From a governance perspective, it is an organizational innovation that shifts from "decentralized regulation" to "centralized management," ending the ambiguity of "everyone manages, but no one manages thoroughly," providing clear "first responsible persons" for the supervision and management of overseas state-owned assets.

From a strategic dimension, it signifies that the internationalization process of Chinese enterprises is fully shifting from "fast" to "stable." During the 13th Five-Year Plan, the operating income of central enterprises overseas exceeded 24 trillion yuan, with an investment return rate of 6.7%, but at the new stage, the safety and sustainability behind the numbers are more important than numerical growth. As international geopolitical complexities increase, with unilateralism and protectionism on the rise, only an institutionalized risk prevention and control system can withstand the storms of going global.

Going fast is capability; going steady is skill.

The challenges facing the new agency are also worthy of attention. How to balance "strict regulation" with "market flexibility"? How to strengthen supervision without adding approval burdens to enterprises' overseas decision-making? How to respond quickly and accurately to emergencies? These questions do not have ready answers and need continuous calibration in practice. But at least, the direction has been clarified.

On April 8, 2026, the update on the official website of the State-owned Assets Supervision and Administration Commission appears to be just a routine institutional adjustment. But behind it lies the security of 8.5 trillion yuan of overseas state assets, the protection of hundreds of thousands of overseas employees, and the institutional foundation for Chinese enterprises' continued ascent in the global value chain. From "divided management" to "centralized coordination," from "post-hoc accountability" to "whole-process regulation," from "being manageable" to "successfully navigating" —— this series of keywords outlines a clear evolutionary trajectory of the system. This, in essence, is the true significance of the establishment of the Bureau of Foreign Investment Work.

The greater the storm, the stronger the dam must be.

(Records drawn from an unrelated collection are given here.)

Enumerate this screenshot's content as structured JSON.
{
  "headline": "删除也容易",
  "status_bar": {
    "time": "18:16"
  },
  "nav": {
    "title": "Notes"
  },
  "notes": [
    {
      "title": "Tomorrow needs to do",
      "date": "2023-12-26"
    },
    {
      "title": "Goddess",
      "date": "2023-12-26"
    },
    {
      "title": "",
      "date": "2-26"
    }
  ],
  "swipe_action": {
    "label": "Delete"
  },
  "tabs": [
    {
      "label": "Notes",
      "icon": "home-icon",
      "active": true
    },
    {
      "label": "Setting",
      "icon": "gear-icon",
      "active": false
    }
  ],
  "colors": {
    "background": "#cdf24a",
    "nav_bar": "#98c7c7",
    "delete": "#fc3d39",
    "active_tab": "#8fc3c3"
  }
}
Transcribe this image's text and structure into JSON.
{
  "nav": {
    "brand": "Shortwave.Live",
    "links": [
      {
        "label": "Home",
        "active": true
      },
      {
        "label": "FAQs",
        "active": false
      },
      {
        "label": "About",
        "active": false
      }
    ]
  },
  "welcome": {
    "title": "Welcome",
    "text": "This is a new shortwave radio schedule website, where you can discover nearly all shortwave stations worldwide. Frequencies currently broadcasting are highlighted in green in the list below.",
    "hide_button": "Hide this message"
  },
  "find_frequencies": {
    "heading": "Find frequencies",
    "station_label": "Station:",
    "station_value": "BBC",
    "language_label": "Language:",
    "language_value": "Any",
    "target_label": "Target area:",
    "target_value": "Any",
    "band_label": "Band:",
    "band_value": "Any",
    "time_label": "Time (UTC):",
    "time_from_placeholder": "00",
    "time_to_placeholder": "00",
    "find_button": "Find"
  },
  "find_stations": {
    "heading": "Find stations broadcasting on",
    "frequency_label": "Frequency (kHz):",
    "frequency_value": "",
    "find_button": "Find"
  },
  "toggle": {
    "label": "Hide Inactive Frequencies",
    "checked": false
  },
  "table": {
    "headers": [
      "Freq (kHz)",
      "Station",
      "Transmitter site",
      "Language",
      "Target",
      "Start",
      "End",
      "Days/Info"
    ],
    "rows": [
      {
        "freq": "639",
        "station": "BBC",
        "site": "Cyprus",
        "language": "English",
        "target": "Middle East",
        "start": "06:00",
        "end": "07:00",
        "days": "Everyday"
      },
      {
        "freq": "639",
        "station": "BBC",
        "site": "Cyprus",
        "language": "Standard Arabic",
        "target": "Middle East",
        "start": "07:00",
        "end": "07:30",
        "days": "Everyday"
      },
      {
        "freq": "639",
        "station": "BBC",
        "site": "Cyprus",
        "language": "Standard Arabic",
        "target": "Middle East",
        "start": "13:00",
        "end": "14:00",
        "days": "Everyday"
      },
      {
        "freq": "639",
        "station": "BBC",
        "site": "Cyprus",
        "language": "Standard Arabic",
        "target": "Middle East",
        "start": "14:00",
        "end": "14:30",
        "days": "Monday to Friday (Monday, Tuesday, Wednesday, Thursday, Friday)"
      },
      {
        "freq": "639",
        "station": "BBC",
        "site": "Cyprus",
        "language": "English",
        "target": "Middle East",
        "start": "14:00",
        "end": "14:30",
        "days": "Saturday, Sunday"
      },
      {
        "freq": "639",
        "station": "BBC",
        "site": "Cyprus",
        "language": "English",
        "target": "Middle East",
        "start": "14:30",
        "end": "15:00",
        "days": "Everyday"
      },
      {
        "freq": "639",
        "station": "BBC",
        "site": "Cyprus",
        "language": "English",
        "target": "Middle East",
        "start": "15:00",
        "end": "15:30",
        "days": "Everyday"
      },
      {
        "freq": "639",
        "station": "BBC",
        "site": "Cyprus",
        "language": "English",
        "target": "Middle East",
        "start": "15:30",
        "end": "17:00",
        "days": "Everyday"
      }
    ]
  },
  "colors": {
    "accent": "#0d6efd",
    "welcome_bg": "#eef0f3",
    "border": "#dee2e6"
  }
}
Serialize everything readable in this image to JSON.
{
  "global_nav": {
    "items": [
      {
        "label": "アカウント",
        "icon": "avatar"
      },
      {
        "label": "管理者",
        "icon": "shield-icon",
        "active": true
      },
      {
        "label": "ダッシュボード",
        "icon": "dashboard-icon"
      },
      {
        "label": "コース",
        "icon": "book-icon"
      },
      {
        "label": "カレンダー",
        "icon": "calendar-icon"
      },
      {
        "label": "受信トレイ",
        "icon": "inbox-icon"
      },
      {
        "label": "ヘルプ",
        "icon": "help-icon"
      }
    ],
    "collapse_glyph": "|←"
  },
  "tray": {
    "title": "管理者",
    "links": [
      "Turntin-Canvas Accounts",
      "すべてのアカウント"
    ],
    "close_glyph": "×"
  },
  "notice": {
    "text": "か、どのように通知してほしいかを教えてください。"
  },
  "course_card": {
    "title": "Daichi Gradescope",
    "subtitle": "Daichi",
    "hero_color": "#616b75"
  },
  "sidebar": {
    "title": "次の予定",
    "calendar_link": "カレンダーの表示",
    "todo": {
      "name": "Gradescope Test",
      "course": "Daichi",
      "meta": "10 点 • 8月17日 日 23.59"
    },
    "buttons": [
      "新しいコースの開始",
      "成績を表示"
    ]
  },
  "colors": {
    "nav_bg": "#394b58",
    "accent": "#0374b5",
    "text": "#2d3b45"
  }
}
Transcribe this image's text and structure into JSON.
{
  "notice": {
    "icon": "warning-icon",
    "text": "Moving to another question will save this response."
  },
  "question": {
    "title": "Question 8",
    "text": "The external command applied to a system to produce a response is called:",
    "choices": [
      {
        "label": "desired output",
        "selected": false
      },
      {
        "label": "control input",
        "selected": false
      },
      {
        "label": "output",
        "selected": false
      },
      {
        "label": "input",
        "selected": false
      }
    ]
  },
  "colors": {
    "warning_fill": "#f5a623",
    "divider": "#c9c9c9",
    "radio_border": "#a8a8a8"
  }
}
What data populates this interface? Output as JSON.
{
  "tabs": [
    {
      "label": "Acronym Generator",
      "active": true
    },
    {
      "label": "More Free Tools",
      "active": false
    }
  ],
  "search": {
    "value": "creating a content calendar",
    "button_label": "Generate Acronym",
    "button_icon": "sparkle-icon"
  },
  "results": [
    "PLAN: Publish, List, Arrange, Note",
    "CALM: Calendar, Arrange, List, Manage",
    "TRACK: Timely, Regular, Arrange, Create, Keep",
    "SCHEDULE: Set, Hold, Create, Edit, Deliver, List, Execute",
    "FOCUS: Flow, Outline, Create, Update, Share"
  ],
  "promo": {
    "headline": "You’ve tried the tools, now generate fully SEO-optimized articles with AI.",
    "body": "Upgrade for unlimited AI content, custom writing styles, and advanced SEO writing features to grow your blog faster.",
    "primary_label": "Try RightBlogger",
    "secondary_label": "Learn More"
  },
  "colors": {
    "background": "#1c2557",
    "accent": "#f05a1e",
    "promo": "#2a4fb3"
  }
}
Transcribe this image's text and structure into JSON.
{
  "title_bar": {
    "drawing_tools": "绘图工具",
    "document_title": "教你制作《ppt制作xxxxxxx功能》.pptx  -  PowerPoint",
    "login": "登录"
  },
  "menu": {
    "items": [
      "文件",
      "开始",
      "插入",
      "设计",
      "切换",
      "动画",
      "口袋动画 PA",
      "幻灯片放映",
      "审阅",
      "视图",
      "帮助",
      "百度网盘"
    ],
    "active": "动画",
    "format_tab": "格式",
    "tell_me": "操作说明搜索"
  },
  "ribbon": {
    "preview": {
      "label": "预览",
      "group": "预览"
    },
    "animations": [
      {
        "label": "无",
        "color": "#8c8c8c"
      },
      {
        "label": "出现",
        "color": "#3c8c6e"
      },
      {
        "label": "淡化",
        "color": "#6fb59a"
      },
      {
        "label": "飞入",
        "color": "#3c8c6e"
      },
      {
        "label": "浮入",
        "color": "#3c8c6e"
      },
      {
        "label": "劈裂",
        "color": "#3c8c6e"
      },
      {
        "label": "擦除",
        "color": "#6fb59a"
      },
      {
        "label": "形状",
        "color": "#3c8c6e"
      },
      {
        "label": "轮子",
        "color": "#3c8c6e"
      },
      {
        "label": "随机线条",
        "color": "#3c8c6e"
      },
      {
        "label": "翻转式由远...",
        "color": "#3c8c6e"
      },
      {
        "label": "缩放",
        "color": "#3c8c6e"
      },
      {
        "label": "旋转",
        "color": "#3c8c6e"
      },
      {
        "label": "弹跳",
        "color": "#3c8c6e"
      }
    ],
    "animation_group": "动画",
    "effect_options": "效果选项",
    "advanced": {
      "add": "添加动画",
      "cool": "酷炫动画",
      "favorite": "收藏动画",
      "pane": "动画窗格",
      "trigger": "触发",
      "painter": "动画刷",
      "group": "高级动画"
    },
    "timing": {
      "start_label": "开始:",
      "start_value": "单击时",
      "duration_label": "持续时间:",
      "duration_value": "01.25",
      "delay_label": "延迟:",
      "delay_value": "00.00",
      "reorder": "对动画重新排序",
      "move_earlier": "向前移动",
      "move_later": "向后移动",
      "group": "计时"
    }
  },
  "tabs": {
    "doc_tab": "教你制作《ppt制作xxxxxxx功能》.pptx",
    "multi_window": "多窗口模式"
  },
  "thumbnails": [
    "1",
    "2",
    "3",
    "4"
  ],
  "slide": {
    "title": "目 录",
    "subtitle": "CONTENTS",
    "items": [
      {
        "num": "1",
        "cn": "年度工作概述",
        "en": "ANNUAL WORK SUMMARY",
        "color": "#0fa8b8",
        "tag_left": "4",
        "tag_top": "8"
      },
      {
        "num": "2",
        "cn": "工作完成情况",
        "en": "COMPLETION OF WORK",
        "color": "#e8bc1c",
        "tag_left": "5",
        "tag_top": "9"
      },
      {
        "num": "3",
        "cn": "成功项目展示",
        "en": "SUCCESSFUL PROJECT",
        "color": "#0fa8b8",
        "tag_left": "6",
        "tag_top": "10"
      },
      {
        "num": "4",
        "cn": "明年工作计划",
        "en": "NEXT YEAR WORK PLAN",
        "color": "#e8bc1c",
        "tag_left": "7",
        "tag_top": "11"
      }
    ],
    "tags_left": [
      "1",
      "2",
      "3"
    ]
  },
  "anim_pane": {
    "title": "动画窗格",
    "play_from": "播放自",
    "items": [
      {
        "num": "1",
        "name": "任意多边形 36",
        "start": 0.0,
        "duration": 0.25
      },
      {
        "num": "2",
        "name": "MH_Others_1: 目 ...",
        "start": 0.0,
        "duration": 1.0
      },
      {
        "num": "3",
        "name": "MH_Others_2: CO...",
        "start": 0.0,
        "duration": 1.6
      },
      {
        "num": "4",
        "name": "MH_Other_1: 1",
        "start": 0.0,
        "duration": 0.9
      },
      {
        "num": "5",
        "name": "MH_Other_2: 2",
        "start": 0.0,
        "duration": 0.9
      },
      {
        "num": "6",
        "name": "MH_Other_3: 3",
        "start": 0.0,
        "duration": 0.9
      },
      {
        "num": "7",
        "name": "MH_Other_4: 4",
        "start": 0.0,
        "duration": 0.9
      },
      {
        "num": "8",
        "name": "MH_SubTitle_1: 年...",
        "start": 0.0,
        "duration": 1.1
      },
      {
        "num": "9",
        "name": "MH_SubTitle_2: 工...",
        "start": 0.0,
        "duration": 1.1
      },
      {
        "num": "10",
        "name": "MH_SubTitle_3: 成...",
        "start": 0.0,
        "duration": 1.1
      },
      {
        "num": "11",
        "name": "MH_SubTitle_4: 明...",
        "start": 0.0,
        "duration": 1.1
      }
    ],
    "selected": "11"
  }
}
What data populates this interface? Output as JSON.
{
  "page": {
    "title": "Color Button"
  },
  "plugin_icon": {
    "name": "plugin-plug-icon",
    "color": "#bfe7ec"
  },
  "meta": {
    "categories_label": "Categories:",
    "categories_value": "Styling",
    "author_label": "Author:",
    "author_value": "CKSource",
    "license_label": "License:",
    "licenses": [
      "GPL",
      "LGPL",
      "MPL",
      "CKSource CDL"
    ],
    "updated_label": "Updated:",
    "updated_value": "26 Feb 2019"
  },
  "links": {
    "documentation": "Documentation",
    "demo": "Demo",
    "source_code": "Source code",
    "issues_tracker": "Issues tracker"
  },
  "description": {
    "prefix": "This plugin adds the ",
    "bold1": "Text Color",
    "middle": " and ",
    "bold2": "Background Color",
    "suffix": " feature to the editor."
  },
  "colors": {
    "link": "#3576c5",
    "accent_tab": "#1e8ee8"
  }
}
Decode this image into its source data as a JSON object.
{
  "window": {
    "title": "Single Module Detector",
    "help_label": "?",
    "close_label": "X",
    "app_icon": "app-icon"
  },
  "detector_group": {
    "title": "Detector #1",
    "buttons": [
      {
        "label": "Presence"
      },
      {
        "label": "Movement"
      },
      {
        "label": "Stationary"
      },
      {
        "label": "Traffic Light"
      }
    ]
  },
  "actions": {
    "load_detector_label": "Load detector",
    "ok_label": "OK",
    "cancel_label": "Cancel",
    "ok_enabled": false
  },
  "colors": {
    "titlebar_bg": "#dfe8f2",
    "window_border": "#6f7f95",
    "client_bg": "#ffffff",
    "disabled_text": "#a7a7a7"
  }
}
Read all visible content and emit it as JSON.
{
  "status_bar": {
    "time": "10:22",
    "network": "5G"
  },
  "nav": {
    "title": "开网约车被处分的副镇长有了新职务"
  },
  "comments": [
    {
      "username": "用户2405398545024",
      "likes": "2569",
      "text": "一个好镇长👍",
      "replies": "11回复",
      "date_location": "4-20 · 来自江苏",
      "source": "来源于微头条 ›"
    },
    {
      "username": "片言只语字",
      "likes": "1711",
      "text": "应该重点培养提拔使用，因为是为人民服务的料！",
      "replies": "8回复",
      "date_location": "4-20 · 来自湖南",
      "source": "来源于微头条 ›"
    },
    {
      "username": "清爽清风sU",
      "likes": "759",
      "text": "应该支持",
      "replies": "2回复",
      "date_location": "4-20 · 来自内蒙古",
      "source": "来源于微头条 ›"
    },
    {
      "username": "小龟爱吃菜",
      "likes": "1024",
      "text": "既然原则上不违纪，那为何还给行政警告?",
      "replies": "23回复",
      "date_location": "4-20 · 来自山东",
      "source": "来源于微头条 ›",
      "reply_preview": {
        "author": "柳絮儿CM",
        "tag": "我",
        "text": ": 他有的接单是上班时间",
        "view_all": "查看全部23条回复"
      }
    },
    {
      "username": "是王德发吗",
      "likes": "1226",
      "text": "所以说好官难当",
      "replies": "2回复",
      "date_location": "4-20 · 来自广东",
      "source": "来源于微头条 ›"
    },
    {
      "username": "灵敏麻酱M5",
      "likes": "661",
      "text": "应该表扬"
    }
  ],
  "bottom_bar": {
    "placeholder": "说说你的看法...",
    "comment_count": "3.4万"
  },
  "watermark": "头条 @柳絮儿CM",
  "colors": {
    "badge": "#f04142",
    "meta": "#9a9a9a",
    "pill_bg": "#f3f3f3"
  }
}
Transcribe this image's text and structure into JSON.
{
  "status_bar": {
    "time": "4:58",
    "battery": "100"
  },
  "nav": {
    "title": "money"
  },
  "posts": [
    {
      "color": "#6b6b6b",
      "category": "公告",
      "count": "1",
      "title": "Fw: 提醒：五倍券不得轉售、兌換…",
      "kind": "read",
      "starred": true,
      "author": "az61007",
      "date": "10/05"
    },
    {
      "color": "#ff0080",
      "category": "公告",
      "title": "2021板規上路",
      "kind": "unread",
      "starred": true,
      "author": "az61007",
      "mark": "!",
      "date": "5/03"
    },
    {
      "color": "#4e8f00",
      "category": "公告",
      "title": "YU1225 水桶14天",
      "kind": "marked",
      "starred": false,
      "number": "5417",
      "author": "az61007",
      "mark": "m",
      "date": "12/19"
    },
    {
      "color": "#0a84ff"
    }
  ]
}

(Note: The data in this article is as of April 2026, with the total amount of 8.5 trillion yuan of overseas assets of central enterprises sourced from the report by Sina Finance on April 9, 2026, citing the latest statistical regulations from the Ministry of Commerce, the State Administration of Foreign Exchange, and the State-owned Assets Supervision and Administration Commission; the information about the establishment of the agency is derived from the report by Xinhua News Agency on April 8, 2026; and expert opinions are based on information publicly disclosed by authoritative channels such as Xinhua Finance, Yicai, Daily Economic News, Securities Daily, and Beijing News Shell Finance.)